Nous ne sommes pas des agneaux
Le Loup de Wall Street est fait comme un grand film, comme une de ces histoires sur un destin Américain dont seul Hollywood a le secret. Le Loup de Wall Street c'est un grand Scorsese et c'est aussi le plaisir de voir à l'écran des acteurs diablement bons se déchaîner pour être à la hauteur des attentes du metteur en scène. Le Loup de Wall Street est un grand film.
Le destin de Jordan Belfort donc, qui comme on peut l'imaginer assez facilement, est une crapule finie. Ce jeune blanc bec sans le sou arrive à Wall Street dans l'idée de devenir millionnaire. Et il va le devenir en contournant les règles du jeu, sans pour autant éviter de se faire prendre (l'appétit du gain sans aucun doute est sa perte). Pourtant, loin de nous montrer, une fois de plus, que oui le monde de la finance est truffé de salopards dans le genre de Belfort et de nous faire une morale bien mal avisée, Martin Scorsese prend le pari de simplement décrire une période faste de l'Amérique qui amena la crise de 1987 et toutes celles qui ont suivi. Oui, Wall Street c'est le mal. Seulement, voilà nous vivons dans un monde dirigé par ce mal et Jordan Belfort n'est rien de plus qu'un blaireau qui se fait avoir à la fin. Et oui, ces salopards s'en tirent toujours bien (il suffit de voir ce qui est arrivé aux architectes de la destruction de l'économie de 2007 pour le comprendre – The Inside Job, un must see).
On suivra donc pendant presque trois heures les frasques de ce dégénéré entre argent facile, putes, drogues, drogues, putes et fêtes démesurées. Certaines sont assez comiques et même parfois hilarantes – on pense notamment à la scène des Lemmon – et Leonardo DiCaprio se prend sérieusement au jeu. La mise en scène est tapageuse mais ne cède pas à certaines modes absurdes du moment. Trois heures pour tout cela me dira-t-on, ça peut paraître long pourtant tout passe très vite comme si finalement les trips du héros devenaient ceux du spectateur.
Et c'est là que la simple comédie un peu longuette devient un grand film. Nous sommes tous des loups de Wall Street. On peut se cacher derrière une morale, derrière une certaine éthique, en fin de compte, ce quidam réalise ce à quoi chacun aspire en jouant une grille à Euromillions. Il refuse le monde tel qu'il est et s'en créé un, où les seules règles sont les siennes. Le Loups de Wall Street ne le juge pas, non. Il ne fait que mettre une image sur nos fantasmes. A l'Amérique bien pensante qui voit en ces codes de la Finance une certaine grandeur, Scorsese fait un grand doigt d'honneur et sans pour autant approuver le comportement du protagoniste principal, nous fait prendre conscience que oui, nous ne sommes pas des agneaux.

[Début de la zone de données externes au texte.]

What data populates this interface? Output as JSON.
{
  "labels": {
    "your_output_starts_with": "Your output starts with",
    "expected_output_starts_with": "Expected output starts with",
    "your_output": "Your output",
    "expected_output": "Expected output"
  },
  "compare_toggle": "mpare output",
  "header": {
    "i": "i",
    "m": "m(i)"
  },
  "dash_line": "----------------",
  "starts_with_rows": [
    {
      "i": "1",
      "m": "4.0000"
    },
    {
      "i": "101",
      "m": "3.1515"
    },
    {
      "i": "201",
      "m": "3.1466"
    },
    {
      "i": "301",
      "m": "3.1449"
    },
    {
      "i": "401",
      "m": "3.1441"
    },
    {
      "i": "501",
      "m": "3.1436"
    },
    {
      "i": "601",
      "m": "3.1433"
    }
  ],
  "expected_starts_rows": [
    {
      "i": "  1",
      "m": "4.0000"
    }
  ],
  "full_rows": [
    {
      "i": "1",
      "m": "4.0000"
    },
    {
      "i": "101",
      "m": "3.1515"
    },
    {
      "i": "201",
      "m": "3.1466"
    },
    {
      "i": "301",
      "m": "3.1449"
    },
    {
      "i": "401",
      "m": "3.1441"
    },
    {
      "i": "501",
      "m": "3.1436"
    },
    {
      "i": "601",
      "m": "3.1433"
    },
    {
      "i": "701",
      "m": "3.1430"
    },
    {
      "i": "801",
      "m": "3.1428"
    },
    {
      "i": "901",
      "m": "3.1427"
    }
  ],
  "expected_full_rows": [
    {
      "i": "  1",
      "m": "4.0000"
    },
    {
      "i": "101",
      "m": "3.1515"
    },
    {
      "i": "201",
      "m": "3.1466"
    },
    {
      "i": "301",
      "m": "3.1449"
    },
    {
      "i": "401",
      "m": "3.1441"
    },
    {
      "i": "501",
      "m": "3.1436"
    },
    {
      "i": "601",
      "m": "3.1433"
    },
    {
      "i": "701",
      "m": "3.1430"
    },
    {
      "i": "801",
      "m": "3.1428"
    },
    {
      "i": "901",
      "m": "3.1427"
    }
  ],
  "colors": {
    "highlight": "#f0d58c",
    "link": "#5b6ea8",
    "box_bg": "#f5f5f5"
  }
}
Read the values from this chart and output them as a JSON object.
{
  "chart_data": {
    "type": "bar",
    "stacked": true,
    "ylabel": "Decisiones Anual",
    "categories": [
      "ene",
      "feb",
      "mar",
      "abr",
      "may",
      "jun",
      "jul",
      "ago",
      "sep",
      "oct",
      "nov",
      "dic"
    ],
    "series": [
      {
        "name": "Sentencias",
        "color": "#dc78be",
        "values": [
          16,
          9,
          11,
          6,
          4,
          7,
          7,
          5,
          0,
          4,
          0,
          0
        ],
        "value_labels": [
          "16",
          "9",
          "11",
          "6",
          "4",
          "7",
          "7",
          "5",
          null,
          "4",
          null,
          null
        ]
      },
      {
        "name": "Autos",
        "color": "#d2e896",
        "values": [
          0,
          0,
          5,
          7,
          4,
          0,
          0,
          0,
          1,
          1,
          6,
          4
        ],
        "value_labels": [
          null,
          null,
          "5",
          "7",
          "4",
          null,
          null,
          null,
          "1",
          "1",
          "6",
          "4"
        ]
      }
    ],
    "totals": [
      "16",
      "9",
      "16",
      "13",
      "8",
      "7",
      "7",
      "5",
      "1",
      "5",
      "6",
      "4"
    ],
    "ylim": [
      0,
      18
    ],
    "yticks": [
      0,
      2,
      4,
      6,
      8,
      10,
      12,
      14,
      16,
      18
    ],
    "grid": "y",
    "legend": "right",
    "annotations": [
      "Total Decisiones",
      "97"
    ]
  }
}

Alors bien entendu, personne ne rêve de devenir un déchet et si on rit lorsque Leonardo DiCaprio est défoncé c'est surtout parce qu'il nous fait pitié. Mais en un sens, il n'est que l'image déformée de nos rêves les plus fous. Et en sortant de la projection, on rit jaune. Car oui, on se moque de nous et la comédie un brin tapageuse se transforme bel et bien en chef-d'œuvre.
Quant à la comparaison avec Margin Call, elle n'a vraiment pas lieu d'être. La technique n'est nullement mise en cause ici, on s'en contrefout. Même Jordan le dit, lorsqu'il commence à expliquer ce qu'est une IPO. Margin Call nous démontre que les mathématiques ne sont pas parfaites et que dans la finance tout particulièrement, il ne s'agit avant tout que de probabilités et de pari sur l'avenir. Les stratégies sont bien réelles (ou alors Warren Buffet est vraiment un sacré veinard) et la politique est maintenant guidée par ces flux d'argent virtuel. Ici, on parle avant tout d'un monde inaccessible et finalement pas si rose que ça. Et on parle surtout de nous, pauvres imbéciles.